En France, le bilan GES réglementaire est aujourd’hui obligatoire uniquement pour les entreprises de plus de 500 salariés (250 dans les DOM-TOM) et certaines entités publiques. Il n’existe pas d’obligation légale directe pour les PME. Cependant, la pression indirecte se renforce : certains donneurs d’ordre (grandes entreprises soumises à la CSRD) demandent à leurs fournisseurs des données carbone dans le cadre de leur scope 3. La loi Climat et Résilience a par ailleurs renforcé les obligations de transparence. Utiliser un logiciel dédié, même pour les PME non soumises à l’obligation, garantit la traçabilité et la reproductibilité des calculs en cas de demande client ou d’audit.
Conclusion : vers une comptabilité carbone industrialisée
Le marché des logiciels de bilan carbone a considérablement mûri depuis 2020. Les premières générations d’outils, souvent des tableurs améliorés avec une interface web, ont laissé place à de véritables plateformes de comptabilité carbone intégrant automatisation, connectivité et conformité réglementaire.
Le choix d’un outil dépend avant tout de votre situation : taille de l’organisation, complexité du périmètre organisationnel, besoin ou non d’un module ACV, existence d’une dimension conseil ou multi-clients, et niveau de maturité de votre approche carbone.
Quelques principes orientent généralement une bonne décision :
- Ne pas sur-dimensionner : une PME réalisant son premier bilan n’a pas besoin d’une plateforme entreprise à 30 000 € / an.
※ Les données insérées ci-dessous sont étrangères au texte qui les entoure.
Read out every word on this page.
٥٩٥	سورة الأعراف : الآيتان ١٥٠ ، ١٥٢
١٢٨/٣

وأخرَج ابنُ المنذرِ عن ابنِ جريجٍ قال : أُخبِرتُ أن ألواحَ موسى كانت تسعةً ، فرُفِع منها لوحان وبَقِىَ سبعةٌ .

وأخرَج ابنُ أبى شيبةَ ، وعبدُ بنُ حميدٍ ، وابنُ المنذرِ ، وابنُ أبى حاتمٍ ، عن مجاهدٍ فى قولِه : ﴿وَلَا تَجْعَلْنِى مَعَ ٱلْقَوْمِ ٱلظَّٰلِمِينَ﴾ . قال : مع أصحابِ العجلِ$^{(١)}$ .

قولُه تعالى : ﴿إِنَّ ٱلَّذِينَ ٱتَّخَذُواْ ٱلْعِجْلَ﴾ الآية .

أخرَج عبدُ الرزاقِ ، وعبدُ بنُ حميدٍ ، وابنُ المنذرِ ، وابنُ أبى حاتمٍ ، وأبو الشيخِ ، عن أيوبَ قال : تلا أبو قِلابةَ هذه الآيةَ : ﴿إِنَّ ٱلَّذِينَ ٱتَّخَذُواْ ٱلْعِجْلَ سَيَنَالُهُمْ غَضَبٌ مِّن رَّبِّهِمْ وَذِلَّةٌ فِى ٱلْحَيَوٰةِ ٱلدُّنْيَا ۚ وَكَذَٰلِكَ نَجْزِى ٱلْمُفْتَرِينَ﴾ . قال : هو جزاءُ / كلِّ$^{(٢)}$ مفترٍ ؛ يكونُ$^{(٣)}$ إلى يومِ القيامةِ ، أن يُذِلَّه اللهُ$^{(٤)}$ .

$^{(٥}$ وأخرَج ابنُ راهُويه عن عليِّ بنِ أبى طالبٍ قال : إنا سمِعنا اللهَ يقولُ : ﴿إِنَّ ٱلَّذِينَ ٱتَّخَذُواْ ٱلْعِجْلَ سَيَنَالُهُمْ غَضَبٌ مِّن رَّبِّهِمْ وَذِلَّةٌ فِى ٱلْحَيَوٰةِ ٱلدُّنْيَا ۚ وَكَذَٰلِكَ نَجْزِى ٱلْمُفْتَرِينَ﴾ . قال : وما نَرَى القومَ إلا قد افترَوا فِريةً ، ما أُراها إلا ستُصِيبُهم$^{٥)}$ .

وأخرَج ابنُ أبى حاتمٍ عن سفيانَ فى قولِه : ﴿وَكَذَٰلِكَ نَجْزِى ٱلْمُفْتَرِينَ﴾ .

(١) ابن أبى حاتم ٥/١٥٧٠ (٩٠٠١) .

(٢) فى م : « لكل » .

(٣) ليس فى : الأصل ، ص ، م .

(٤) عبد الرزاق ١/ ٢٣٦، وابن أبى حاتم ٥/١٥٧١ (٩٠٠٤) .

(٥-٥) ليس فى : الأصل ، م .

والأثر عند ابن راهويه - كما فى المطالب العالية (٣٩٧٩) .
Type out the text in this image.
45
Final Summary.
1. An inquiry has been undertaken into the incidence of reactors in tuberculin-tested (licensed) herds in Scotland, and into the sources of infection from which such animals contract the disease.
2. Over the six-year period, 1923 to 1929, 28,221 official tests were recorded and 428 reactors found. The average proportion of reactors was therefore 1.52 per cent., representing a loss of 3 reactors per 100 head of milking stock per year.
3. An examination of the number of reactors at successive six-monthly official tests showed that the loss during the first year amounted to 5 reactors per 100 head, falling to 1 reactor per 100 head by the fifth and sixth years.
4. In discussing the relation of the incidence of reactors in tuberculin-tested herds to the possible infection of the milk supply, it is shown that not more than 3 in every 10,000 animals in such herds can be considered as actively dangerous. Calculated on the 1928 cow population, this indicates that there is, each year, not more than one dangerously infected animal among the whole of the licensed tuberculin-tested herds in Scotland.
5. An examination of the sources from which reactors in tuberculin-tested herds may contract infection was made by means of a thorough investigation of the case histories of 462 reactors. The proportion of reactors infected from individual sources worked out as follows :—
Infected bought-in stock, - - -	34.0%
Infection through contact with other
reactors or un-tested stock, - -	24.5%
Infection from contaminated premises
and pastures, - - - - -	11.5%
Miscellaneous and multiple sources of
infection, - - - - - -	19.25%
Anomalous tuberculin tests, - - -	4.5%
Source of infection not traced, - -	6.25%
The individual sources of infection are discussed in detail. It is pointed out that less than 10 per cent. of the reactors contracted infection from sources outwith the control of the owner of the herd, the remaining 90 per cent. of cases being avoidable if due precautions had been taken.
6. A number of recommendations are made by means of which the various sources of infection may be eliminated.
- Anticiper l’évolutivité : choisir un outil que vous pourrez conserver dans 3 ans, lorsque votre maturité et vos obligations réglementaires auront évolué.
- Vérifier la couverture méthodologique avant la couverture fonctionnelle : un outil beau et bien designé avec des facteurs d’émission incomplets ou non actualisés produira un résultat peu fiable.
- Intégrer le coût de la collecte dans l’équation : l’automatisation de la collecte des données est souvent le principal levier de ROI d’un logiciel dédié.
Le bilan carbone n’est plus un exercice ponctuel de communication RSE — c’est un outil de pilotage stratégique qui s’intègre progressivement dans les processus financiers, opérationnels et de gouvernance des entreprises. Se doter d’une solution bilan carbone PME ou entreprise robuste et évolutive, c’est poser les bases d’une décarbonation pilotée par les données.
Si votre organisation présente des caractéristiques spécifiques — périmètre multi-sites, activité industrielle avec dimension ACV, pratique de conseil en décarbonation — il vaut la peine d’examiner les solutions qui ont été conçues pour ces usages, plutôt que d’adapter des outils généralistes à des besoins qu’ils n’ont pas été conçus pour couvrir.